Lovely thy morn, thy evening lovelier still

When at the waking of the first blue star

That trembled on the Atalaya hill,

The splendors of the trumpet’s voice arose,

Brilliant and bold, and yet no sound of war;

But summoning thy beauty from repose,

The shaded slumber of the burning noon.

Then in the slant sun all thy fountains shone,

Shooting the sparkling column from the vase

Of crystal cool, and falling in a haze

Of rainbow hues on floors of porphyry,

And the rich bordering beds of every bloom

That breathes to African or Indian sky,

Carnation, tuberose, thick anemone;

Then was the harping of the minstrels heard,

In the deep arbors, or the regal hall,

Hushing the tumult of the festival,

When the pale bard his kindling eyeball reared,

And told of Eastern glories, silken hosts,

Towered elephants, and chiefs in topaz armed;

Or of the myriads from the cloudy coasts

Of the far Western sea, the sons of blood,

The iron men of tournament and feud,

That round the bulwarks of their fathers swarmed,

Doomed by the Moslem scimitar to fall;

Till the Red Cross was hurled from Salem’s wall.

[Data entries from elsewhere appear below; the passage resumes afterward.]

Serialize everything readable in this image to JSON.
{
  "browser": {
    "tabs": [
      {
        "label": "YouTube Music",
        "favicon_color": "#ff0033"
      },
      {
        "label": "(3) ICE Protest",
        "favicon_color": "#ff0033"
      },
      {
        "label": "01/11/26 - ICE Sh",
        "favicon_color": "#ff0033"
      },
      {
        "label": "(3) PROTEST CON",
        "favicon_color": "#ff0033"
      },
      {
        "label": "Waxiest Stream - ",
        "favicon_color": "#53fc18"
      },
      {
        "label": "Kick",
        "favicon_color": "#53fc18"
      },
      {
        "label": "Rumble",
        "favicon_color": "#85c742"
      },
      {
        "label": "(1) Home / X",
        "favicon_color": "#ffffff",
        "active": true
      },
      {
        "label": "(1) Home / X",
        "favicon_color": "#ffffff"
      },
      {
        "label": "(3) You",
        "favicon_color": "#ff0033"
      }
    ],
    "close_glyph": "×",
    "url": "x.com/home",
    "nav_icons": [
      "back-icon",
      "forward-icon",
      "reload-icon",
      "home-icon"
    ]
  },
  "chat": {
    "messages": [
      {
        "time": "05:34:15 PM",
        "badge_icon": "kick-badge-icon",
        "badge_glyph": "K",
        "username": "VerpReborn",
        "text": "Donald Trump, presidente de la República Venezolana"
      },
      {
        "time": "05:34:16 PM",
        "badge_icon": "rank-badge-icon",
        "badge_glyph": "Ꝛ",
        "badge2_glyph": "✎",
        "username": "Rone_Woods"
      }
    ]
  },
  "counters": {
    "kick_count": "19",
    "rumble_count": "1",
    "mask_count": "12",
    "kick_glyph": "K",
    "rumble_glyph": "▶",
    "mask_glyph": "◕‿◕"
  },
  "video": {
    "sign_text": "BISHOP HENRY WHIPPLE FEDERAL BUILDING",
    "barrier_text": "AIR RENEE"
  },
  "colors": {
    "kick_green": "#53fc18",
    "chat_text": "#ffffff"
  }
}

Where are thy pomps, Alhambra, earthly sun

That had no rival, and no second?—gone!

Thy glory down the arch of time has rolled,

Like the great day-star to the ocean dim,

The billows of the ages o’er thee swim,

Gloomy and fathomless; thy tale is told.

Where is thy horn of battle, that but blown

Brought every chief of Afric from his throne,

Brought every spear of Afric from the wall,

Brought every charger barded from the stall,

Till all its tribes sat mounted on the shore,

Waiting the waving of thy torch to pour

The living deluge on the fields of Spain?

Queen of earth’s loveliness, there was a stain

Upon thy brow,—the stain of guilt and gore;

Thy course was bright, bold, treacherous, and ’t is o’er.

The spear and diadem are from thee gone;

Silence is now sole monarch of thy throne!